The time requirement within which an appeal must be taken is mandatory and jurisdictional. St. Luke's Hospital v. Melin, 172 F.2d 532 (8 Cir. 1949); Maten v. Hess, 176 F.2d 834 (6 Cir. 1949); Harris Truck Lines, Inc. v. Cherry Meat Packers, Inc., 303 F.2d 609 (7 Cir. 1962). If the notice of appeal is filed after the time set out in the rule, no effective steips having been taken to suspend the running of the period, the notice is not timely and jurisdiction is destroyed. Cohen v. Curtis Publishing Co.,333 F.2d 974, 978 (8 Cir. 1964); Spears v. Humble Oil & Refining Co., 261 F.2d 231 (5 Cir. 1958).


Under Rule 73(a), the time for appeal is 30 days from the entry of judgment appealed from, unless a shorter time is provided by law, with the exception that where the United States is a party, the time for appeal is 60 days from such entry.


Plaintiff urges that the order granting intervention by the United States on January 10, 1966, to assert a claim for reimbursement of payments made by the Railroad Retirement Board extends plaintiff's time for appeal to 60 days. This contention is untenable.


In this instance, the United States was not a party to the action at the commencement of the suit, at the trial, or at the time the judgment appealed from was entered. The United States was not even a party during the 30 days after the entry of judgment.

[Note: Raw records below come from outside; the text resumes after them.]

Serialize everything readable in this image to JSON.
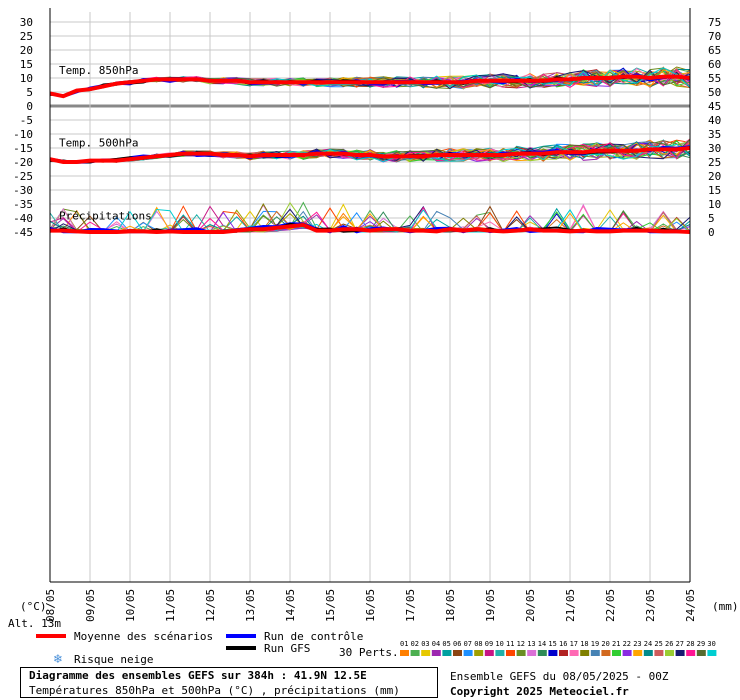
{
  "chart_data": {
    "type": "line",
    "x_ticks": [
      "09/05",
      "10/05",
      "11/05",
      "12/05",
      "13/05",
      "14/05",
      "15/05",
      "16/05",
      "17/05",
      "18/05",
      "19/05",
      "20/05",
      "21/05",
      "22/05",
      "23/05",
      "24/05"
    ],
    "x_first_tick_label": "08/05",
    "x_unit_left": "(°C)",
    "x_unit_right": "(mm)",
    "left_axis_ticks": [
      30,
      25,
      20,
      15,
      10,
      5,
      0,
      -5,
      -10,
      -15,
      -20,
      -25,
      -30,
      -35,
      -40,
      -45
    ],
    "right_axis_ticks": [
      75,
      70,
      65,
      60,
      55,
      50,
      45,
      40,
      35,
      30,
      25,
      20,
      15,
      10,
      5,
      0
    ],
    "panel_labels": {
      "t850": "Temp. 850hPa",
      "t500": "Temp. 500hPa",
      "precip": "Précipitations"
    },
    "altitude_label": "Alt. 13m",
    "series": [
      {
        "name": "Moyenne des scénarios",
        "color": "#ff0000"
      },
      {
        "name": "Run de contrôle",
        "color": "#0000ff"
      },
      {
        "name": "Run GFS",
        "color": "#000000"
      }
    ],
    "snow_label": "Risque neige",
    "perturbations_label": "30 Perts.",
    "perturbation_ids": [
      "01",
      "02",
      "03",
      "04",
      "05",
      "06",
      "07",
      "08",
      "09",
      "10",
      "11",
      "12",
      "13",
      "14",
      "15",
      "16",
      "17",
      "18",
      "19",
      "20",
      "21",
      "22",
      "23",
      "24",
      "25",
      "26",
      "27",
      "28",
      "29",
      "30"
    ],
    "perturbation_colors": [
      "#ff7f00",
      "#4caf50",
      "#e6c800",
      "#9c27b0",
      "#00a0a0",
      "#8b4513",
      "#1e90ff",
      "#a0a000",
      "#c71585",
      "#20b2aa",
      "#ff4500",
      "#6b8e23",
      "#da70d6",
      "#2e8b57",
      "#0000cd",
      "#b22222",
      "#ff69b4",
      "#808000",
      "#4682b4",
      "#d2691e",
      "#32cd32",
      "#8a2be2",
      "#ffa500",
      "#008b8b",
      "#cd5c5c",
      "#9acd32",
      "#191970",
      "#ff1493",
      "#556b2f",
      "#00ced1"
    ],
    "ensemble_mean": {
      "t850": [
        4.5,
        3.5,
        5.5,
        6,
        7,
        8,
        8.5,
        9,
        9.5,
        9.5,
        9.5,
        9.5,
        9,
        9,
        9,
        8.5,
        8.5,
        8.5,
        8.5,
        8.5,
        8.5,
        8.5,
        8.5,
        8.5,
        8.5,
        8.5,
        8.5,
        8.5,
        8.5,
        8.5,
        8.5,
        8.5,
        9,
        9,
        9,
        9,
        9,
        9,
        9.5,
        9.5,
        10,
        10,
        10,
        10.5,
        10.5,
        10,
        10.5,
        10.5,
        10
      ],
      "t500": [
        -19,
        -20,
        -20,
        -19.5,
        -19.5,
        -19.5,
        -19,
        -18.5,
        -18,
        -17.5,
        -17,
        -17,
        -17,
        -17.5,
        -17.5,
        -18,
        -17.5,
        -17.5,
        -17.5,
        -17.5,
        -17,
        -17,
        -17,
        -17.5,
        -17.5,
        -18,
        -18,
        -18,
        -18,
        -17.5,
        -17.5,
        -17.5,
        -17.5,
        -17.5,
        -17.5,
        -17,
        -17,
        -17,
        -16.5,
        -16.5,
        -16.5,
        -16,
        -16,
        -16,
        -16,
        -15.5,
        -15.5,
        -15.5,
        -15
      ],
      "precip": [
        0.5,
        0.5,
        0.2,
        0,
        0,
        0,
        0.2,
        0.2,
        0,
        0.2,
        0,
        0,
        0,
        0,
        0.5,
        1,
        1,
        1.5,
        2,
        2.5,
        0.5,
        0.5,
        1,
        1,
        0.5,
        1,
        1,
        0.5,
        0.5,
        0.2,
        1,
        0.5,
        1,
        0.5,
        0.2,
        0.5,
        1,
        0.5,
        0.5,
        0.2,
        0.5,
        0.2,
        0.2,
        0.5,
        0.5,
        0.5,
        0.2,
        0.2,
        0
      ]
    }
  },
  "footer": {
    "title": "Diagramme des ensembles GEFS sur 384h : 41.9N 12.5E",
    "subtitle": "Températures 850hPa et 500hPa (°C) , précipitations (mm)",
    "run": "Ensemble GEFS du 08/05/2025 - 00Z",
    "copyright": "Copyright 2025 Meteociel.fr"
  }
}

This case is essentially a dispute between private litigants. The United States, has no interest in the merits of the case (either at the trial or appellate level). Its interest arose only after judgment and only with respect to the money awarded by the judgment. The United States intervened to recoup under 45 U.S.C. 352(f), benefits paid to the plaintiff by the Railroad Retirement Board. Because the United States was not a party to the action, the 30 day limitation applies, and the time began to run from November 29, 1965, the time of entry of judgment. The notice of appeal was not filed until after December 29, 1965, the expiration date under the 30 days limitation of Rule 73(a). Upon the expiration of the time to appeal, jurisdiction of this court is destroyed. St. Luke's Hospital, supra; Cohen v. Curtis Publishing Co., supra. The granting of intervention after the expired 30 day period by the United States cannot create jurisdiction where no jurisdiction exists. Fuller v. Volk, 351 F.2d 323, 328 (3 Cir. 1965).


Here, the right to appeal had been extinguished before the United States intervened, and such subsequent intervention cannot be used to renew that lost right. The notice of appeal not being timely, this court has no jurisdiction to hear it. 'It is essential for this Court to stay within the limits of its statutory jurisdiction and to refrain from deciding cases and questions which it has no authority to decide.' Brown v. Thompson, 150 F.2d 171, 173 (8 Cir. 1945); St. Luke's Hospital v. Melin, 172 F.2d supra at 533.


By reason of our finding on the first question, the second question is not reached.